Шестерка рассыпается и окружает меня по всем правилам военного искусства: кто-то заходит справа, кто-то слева, а кто-то продолжает наступать в центре. Все мои попытки вырваться из окружения ни к чему не приводят. Меня опрокидывают, заводят назад руки. Лицом я давлю рассыпанные в пыли ягоды. К щекам, к подбородку, ко лбу прилипают синие ошметки.
— Почему не принес хлеба? — слышу я над собой гнусавый голос Глисты.
— Потому что кончился! — кричу я, давясь пылью.
— А сам жрал! Смотри, какую морду наел! — держа за волосы, Глиста поворачивает мою голову.
Все дружно буравят меня взглядами. Но видик у меня еще тот, и кое-кто уже начинает переглядываться, веселиться.
— Ой, хлеб ел, киселем запивал! — кривляется Ворона.
— Спросите его, вкусный кисель? — подливает масло в огонь Глиста.
— Вкусный кисель?
— Вкусный кисель?
Я не могу пошевелить руками. Мне остается одно, и я плюю в чье-то близкое лицо. Тотчас же откуда-то сбоку меня достает колючая затрещина. По-прежнему мой главный враг — Глиста. Он костлявой хваткой держит мои руки. Я изворачиваюсь и изо всех сил ударяю его ногой в пах. От неожиданности он отпускает меня. Я рывком поднимаюсь и бегу в сторону нашего дома.
Сильный удар по голове на какие-то мгновения оглушает меня. Я ощущаю, как по шее за воротник медленно течет тоненькая струйка. Я дотрагиваюсь до затылка, смотрю на свои пальцы.
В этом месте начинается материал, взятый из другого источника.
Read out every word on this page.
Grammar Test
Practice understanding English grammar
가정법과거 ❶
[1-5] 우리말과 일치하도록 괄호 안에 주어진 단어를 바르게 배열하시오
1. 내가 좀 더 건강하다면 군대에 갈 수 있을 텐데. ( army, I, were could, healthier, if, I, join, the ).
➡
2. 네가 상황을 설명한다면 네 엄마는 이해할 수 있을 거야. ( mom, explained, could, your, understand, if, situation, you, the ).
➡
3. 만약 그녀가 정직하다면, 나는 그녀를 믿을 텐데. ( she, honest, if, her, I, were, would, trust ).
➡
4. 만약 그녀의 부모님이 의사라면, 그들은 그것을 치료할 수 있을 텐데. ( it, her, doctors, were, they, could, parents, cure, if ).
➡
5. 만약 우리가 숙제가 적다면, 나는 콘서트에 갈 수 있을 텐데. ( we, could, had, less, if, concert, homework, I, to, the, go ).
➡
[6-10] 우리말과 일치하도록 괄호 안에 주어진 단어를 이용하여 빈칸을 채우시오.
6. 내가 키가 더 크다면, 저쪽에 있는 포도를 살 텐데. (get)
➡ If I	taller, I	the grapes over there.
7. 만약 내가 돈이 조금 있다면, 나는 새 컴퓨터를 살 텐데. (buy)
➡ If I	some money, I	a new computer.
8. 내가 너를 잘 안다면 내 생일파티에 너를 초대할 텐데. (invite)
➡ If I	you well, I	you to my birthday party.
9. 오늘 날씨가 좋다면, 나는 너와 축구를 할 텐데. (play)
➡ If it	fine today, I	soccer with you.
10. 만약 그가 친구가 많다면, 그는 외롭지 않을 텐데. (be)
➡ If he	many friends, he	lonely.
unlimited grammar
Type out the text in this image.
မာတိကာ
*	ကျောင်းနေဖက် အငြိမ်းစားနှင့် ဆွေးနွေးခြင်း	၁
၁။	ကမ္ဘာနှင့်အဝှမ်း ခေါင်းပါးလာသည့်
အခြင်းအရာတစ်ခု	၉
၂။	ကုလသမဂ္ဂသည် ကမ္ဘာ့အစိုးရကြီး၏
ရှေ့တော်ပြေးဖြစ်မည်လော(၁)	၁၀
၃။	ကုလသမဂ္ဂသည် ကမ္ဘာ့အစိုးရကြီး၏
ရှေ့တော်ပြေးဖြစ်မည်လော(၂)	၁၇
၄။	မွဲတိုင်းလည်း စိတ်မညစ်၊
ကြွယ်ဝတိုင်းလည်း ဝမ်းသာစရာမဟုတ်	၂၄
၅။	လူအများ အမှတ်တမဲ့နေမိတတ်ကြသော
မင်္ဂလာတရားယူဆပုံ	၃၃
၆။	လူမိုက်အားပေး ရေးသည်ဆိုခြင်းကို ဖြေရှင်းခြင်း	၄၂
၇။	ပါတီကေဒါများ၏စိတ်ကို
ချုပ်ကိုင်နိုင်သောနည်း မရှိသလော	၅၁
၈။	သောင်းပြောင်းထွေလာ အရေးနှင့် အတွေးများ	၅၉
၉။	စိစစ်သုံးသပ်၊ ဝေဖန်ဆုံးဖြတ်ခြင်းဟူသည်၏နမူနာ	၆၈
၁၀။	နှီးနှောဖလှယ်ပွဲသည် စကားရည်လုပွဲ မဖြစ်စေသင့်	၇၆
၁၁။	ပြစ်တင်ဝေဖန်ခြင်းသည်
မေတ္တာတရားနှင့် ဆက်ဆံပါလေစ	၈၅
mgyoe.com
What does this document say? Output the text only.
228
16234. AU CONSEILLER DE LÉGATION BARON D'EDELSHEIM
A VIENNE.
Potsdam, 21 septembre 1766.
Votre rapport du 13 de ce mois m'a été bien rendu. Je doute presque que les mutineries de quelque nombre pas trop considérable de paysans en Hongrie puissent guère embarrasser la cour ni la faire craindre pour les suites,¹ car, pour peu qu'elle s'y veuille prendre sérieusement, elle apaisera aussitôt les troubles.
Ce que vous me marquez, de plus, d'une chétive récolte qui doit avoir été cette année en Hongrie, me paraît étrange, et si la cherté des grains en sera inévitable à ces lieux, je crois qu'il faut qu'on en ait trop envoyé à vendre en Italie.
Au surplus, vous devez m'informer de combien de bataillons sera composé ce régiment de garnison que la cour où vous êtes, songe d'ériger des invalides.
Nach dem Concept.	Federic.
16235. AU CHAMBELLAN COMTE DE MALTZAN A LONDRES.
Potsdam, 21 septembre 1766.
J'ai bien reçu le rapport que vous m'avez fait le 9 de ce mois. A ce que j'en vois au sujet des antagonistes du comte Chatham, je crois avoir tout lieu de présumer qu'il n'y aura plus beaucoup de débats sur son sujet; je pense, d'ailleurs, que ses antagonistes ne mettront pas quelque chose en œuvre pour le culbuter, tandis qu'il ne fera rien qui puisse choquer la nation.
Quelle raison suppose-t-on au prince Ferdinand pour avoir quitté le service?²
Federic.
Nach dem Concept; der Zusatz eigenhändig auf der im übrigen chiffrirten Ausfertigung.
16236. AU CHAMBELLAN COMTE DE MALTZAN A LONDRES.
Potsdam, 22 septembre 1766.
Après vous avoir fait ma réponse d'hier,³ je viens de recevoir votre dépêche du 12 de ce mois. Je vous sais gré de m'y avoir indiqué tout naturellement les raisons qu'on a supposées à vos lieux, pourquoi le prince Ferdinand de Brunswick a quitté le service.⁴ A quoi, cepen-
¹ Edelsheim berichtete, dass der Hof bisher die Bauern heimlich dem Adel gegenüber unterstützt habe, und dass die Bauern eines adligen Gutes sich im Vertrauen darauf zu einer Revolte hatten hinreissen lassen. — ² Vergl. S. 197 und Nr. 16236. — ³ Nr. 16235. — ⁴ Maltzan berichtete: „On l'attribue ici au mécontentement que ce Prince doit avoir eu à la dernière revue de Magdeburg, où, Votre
Кровь!.. При виде ее мне становится плохо. Еще несколько нетвердых шагов, и я оседаю на деревянные мостики возле нашего дома. Кажется, теряю сознание…
6
Я так и не знаю, кто бросил в меня камень. Думаю, что Глиста, потому что мой удар ему в пах тоже чего-то стоил. В конечном счете, мы с ним квиты. Вот только что-то медленно заживает ранка. Доктор считает, что камень занес инфекцию. Я понимаю, что Глиста не выбирал, чем запустить в меня. Схватил первое, что попало под руку. Удивительно другое, что я не питаю к нему никакой злости. Ни к нему, ни к его свите. Мне почему-то кажется, что после этой истории с камнем они непременно примут меня в свою компанию. Ведь они не могут не оценить, что я не выдал их. Сколько ни допытывались взрослые, кто ударил меня, я так и не ответил. Особенно настаивала, чтобы я сказал правду, мама. Как депутат городского Совета, она знала всех избирателей своего участка и могла напрямую связаться с родителями того же Глисты или Вороны.
Одна Луша не донимает меня дотошными расспросами, не посягает на мои тайны. С утра она возится по хозяйству, а после обеда садится на край моей кровати и до самого вечера, пока не возвращается мама, рассказывает о себе, о своих подругах, о том, как понаехали уполномоченные и стали собирать колхоз. Я умею читать с пяти лет, и поэтому быстрые жесты Луши легко складываются на моих глазах в понятные предложения. Судя по ответам, меня она тоже хорошо понимает.
И вообще мне с Лушей необыкновенно хорошо. Я готов часами разговаривать с ней о чем угодно, и мне нисколечко не надоедает. Да и у нее в городе, кроме меня, больше нет друзей. Из деревни, правда, иногда кто-нибудь приезжает. Но здесь, как она заверяет, я ее единственный дружок.